Standard & Poor's predictions for Brunswick were based on “unprecedented economic pressures on recreational marine demand caused by consumer sentiment, high fuel prices, shrinking credit availability and the effect of financial market instability in reducing non-financed sales.”
The Associated Press reports that another analyst, Edward Williams of BMO Capital Markets, has also cut his earnings and revenue forecast for Brunswick through 2009.
In 2008, Williams said he expects the Lake Forest-based manufacturer to lose $5.25 per share, including charges. His previous estimate was a loss of 87 cents per share.
“We expect the accelerated restructuring to result in additional one-time charges, and also anticipate that the deteriorating market conditions for consumer discretionary items will continue for the foreseeable future,” Williams wrote in a research note to investors.
The consensus among analysts points to a rough end to the year for the Illinois-based Brunswick Corp. Analysts surveyed by Thomson Reuters expected the company to lose 66 cents per share in 2008 and earn 65 cents per share the following year, the AP reports.
In addition, the AP reported on Monday that RBC Capital Markets analyst Edward Aaron told investors that both Brunswick and boat-seller MarineMax are in danger of violating debt covenants as sales continue to decline.

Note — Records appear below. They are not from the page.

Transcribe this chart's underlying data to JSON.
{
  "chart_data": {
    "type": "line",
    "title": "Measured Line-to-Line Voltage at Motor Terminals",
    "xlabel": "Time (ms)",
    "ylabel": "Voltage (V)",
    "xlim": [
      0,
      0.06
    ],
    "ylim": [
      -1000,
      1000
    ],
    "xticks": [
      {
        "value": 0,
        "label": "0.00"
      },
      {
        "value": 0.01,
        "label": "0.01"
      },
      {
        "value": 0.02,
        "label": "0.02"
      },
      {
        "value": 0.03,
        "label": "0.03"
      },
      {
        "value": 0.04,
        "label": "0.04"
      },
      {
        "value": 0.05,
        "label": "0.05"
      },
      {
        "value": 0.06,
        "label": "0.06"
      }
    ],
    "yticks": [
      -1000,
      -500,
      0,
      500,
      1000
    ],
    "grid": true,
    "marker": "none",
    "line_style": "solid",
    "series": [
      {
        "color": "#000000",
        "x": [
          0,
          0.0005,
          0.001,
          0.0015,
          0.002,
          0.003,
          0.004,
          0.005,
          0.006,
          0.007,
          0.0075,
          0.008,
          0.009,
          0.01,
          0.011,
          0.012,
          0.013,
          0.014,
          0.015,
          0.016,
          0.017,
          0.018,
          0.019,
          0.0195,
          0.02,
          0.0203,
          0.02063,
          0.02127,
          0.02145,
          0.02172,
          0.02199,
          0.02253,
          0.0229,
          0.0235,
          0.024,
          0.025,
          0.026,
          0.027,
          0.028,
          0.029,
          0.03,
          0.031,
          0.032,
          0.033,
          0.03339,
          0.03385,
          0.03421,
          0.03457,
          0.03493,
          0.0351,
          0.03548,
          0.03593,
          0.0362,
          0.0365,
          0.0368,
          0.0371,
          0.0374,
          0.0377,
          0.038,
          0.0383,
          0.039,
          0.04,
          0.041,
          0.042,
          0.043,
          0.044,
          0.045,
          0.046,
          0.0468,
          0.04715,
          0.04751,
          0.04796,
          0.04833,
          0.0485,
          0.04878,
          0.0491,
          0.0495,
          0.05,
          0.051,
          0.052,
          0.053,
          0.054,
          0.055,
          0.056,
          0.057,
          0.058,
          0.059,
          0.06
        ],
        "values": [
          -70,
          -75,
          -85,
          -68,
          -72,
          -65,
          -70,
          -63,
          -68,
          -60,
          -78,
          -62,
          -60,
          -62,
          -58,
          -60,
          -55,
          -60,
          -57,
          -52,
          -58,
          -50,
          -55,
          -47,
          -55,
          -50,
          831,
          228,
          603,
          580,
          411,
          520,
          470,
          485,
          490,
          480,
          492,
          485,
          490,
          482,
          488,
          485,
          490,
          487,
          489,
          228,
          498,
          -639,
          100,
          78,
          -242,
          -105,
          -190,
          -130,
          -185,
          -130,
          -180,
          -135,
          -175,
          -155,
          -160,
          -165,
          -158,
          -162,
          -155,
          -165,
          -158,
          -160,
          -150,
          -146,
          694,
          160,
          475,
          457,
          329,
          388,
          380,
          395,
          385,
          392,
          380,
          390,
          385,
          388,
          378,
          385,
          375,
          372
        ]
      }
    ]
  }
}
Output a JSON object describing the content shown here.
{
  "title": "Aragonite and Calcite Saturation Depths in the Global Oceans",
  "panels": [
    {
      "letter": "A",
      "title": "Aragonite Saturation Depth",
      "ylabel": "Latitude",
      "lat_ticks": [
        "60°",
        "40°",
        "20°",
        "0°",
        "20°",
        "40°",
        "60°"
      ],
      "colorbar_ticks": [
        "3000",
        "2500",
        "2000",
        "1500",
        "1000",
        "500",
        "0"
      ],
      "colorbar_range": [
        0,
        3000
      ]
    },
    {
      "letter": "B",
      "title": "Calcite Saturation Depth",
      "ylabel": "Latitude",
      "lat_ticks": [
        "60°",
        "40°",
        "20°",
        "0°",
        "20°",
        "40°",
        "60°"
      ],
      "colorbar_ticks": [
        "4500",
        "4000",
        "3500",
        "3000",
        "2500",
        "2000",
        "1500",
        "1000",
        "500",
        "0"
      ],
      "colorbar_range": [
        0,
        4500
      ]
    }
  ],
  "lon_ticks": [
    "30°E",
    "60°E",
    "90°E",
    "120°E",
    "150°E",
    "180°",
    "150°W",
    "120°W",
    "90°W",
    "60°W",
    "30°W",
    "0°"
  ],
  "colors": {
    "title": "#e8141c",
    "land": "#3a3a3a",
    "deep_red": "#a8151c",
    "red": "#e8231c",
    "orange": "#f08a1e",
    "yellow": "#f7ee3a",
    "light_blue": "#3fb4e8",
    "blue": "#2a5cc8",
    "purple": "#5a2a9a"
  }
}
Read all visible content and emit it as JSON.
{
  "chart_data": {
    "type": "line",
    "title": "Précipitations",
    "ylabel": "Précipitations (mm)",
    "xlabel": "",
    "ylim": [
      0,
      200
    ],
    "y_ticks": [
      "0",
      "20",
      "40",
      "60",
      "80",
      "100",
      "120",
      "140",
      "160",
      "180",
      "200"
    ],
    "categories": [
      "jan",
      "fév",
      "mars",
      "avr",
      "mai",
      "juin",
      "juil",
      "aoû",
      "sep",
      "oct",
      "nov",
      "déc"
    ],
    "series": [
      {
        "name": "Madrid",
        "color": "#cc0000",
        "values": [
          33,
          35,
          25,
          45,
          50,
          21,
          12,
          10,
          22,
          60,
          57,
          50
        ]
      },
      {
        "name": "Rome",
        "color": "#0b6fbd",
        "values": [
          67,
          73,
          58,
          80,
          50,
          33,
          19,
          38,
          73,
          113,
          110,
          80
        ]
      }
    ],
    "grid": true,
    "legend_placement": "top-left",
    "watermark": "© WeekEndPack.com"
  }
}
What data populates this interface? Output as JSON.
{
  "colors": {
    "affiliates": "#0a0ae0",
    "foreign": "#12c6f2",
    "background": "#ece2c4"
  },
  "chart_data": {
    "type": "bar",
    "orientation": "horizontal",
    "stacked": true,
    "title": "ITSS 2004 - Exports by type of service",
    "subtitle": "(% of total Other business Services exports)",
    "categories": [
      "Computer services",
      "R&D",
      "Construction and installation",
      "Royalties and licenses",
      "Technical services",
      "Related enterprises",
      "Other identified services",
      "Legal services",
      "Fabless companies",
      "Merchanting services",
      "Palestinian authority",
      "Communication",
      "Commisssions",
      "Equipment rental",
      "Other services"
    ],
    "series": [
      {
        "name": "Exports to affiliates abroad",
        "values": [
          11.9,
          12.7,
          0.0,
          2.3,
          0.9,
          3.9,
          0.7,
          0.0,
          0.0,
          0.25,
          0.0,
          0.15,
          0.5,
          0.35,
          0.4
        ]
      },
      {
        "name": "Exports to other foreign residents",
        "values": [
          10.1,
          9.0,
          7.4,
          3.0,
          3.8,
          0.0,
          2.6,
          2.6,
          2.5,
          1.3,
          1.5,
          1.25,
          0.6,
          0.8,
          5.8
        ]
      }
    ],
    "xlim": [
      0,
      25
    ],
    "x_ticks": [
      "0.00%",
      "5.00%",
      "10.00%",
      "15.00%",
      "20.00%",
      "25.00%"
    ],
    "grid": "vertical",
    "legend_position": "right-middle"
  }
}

“Based on our revised forecasts, we estimate that both (companies) could trip debt covenants in the December quarter,” he said. “We expect that both companies will be able to manage through these issues, but the risk profile has certainly changed in the past few months.”
Aaron cut his price target for Brunswick to $9 from $15, citing the manufacturer's “deteriorating earnings outlook and growing balance sheet stress.”